Faut-il taxer Google ?
Résultat de la recherche “75 %“ sur Google Actualités, 22 octobre 2012
La presse française prise à son propre piège La dépendance de la presse française à Google est un choix. Un choix économique et stratégique imposant une activité journalistique axée autant sur la qualité de l’information que sur l’optimisation des revenus. Rapidité, multiplication des mots clés… l’objectif est de se faire référencer le plus vite possible, de façon à générer des visites, et par conséquent des revenus publicitaires. "Les sites de la presse française ont misé sur Google. Personne ne les y obligeait. D’autres, comme Mediapart, sont là pour prouver qu'il était possible de faire autrement. Aujourd’hui, la presse est en crise. La bouée de sauvetage, ce sont les subsides de l’Etat et… Google, avec ses revenus phénoménaux (37,9 milliards d’euros de chiffre d’affaires en 2011)," précise Fabrice Epelboin. Google peut-il cesser d’indexer la presse française ?  Il l’a déjà fait avec la presse belge, en 2011. Dès la condamnation de son service « Google actualités » pour violation du droit d’auteur, Google a retiré de son index les sites des principaux journaux belges. Vingt-quatre heures plus tard, les parties prenantes se déclaraient ouvertes à la négociation, et les sites d’information étaient de nouveau référencés par le moteur de recherche.
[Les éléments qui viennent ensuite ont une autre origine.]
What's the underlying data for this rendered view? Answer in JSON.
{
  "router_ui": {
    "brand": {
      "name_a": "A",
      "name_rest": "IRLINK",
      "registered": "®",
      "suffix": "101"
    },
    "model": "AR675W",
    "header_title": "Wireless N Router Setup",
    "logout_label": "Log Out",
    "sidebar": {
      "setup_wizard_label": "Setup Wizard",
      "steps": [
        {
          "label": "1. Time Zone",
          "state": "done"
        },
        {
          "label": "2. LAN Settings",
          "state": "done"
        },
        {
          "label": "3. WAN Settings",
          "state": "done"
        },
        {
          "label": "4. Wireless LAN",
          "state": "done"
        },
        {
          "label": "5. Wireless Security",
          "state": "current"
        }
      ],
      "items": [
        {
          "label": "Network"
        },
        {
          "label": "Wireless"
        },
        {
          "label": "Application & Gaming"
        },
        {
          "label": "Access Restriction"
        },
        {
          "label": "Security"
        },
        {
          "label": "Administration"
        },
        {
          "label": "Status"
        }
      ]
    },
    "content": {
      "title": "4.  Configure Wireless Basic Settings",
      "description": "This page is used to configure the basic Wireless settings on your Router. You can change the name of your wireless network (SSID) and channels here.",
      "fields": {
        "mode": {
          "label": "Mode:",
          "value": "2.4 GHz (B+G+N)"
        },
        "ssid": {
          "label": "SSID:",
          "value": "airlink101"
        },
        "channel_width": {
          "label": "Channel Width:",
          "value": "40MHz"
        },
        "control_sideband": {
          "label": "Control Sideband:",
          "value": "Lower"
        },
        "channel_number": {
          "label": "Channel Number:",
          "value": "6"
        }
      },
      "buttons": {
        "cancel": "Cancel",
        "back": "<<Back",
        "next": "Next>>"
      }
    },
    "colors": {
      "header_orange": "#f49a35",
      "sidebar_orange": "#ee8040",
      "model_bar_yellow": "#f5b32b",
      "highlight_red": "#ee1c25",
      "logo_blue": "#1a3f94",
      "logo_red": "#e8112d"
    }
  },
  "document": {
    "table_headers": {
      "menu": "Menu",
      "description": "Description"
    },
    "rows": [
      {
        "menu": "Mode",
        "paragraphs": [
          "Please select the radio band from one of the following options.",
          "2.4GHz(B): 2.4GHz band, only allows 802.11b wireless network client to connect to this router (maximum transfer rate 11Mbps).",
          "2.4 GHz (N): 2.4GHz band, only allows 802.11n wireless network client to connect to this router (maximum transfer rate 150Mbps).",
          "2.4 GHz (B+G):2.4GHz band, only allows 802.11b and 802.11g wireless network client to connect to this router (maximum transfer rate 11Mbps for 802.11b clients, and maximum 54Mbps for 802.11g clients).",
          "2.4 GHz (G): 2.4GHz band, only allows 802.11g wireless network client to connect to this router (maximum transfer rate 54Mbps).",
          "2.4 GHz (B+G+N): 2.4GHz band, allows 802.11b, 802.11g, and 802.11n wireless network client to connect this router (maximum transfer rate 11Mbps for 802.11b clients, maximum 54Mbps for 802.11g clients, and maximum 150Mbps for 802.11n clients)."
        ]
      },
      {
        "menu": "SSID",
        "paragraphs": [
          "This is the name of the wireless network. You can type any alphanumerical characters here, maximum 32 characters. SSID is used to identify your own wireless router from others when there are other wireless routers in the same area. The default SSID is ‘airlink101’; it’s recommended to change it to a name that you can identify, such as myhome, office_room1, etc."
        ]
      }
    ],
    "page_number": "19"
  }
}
"Car si Google cédait, demain, affirme Fabrice Epelboin, tous les autres gouvernements se mettraient à le taxer, et son cours en bourse s’effondrerait." Or pour le géant américain, la presse française n’est qu’une goutte d’eau dans un océan de revenus. Sans Google, la presse française sur Internet perdrait 80 % de son lectorat. Alors seules subsisteraient les publications financées par de richissimes patrons et celles qui n’ont pas cédé aux sirènes économiques du moteur de recherche, comme Mediapart, Arrêt sur images ou l'Américain Politico. "C’est une autre presse qui verrait le jour." Au Brésil aussi, les journaux réclament leur retrait de 'Google News', arguant que Le nombre de visites amenées par ce service ne justifie pas l’utilisation des titres sans rémunération, selon le site Journalism in the Americas. Le fait est que ce débat, lancé il y a un an, incite les internautes à se connecter plus souvent aux sites des journaux sans passer par Google.
Faut-il taxer Google ?
Une taxe sur l'innovation pour financer ceux qui ne suivent pas ? Le monde de l'innovation, lui, ne comprend pas ce projet de taxe sur Google, perçu comme un réflexe protectionniste. "En taxant l’innovation, on fige les valeurs là où elles sont, dans des secteurs pas forcément apte à affronter l’avenir. C'est comme si on avait demandé à Henri Ford de financer les élevages de chevaux, devenus inutile à l'ère de l'automobile!" affirme Fabrice Epelboin. Aux Etats-Unis, par exemple, la question ne se poserait même pas. Car taxer le lien entre les pages, ce serait toucher en plein coeur la création d’intelligence sur le Web. Aujourd’hui encore, la France entretient un rapport à l'innovation et à la création de valeur radicalement opposé à celui qui prévaut aux Etats-Unis. "Nous retrouvons la même fracture culturelle que celle qui oppose le premier amendement de la Constitution américaine à la vision française d'une liberté d'expression qui s'arrête là où commence le tag #unbonjuif sur Twitter," souligne Fabrice Epelboin. Comme la plupart des réactions du personnel politique français à tout ce qui touche l'Internet, le projet de taxation de Google est inconcevable pour un esprit américain. Espace polémique ou d’amusement pour les uns, révolution culturelle plus importante que l’imprimerie et l’alphabet réunis pour les autres, le quiproquo entre la France et les Etats-Unis autour d’Internet n'épargne pas la classe politique. Car au-dela de la polémique sur Google, le projet de loi sur la neutralité du Net vient d’être définitivement écarté et remplacé par une loi sur la vie privée. "Or cette loi sur la neutralité du Net, c'était le cadre juridique de nos libertés numériques pour l’avenir", déplore Fabrice Epelboin.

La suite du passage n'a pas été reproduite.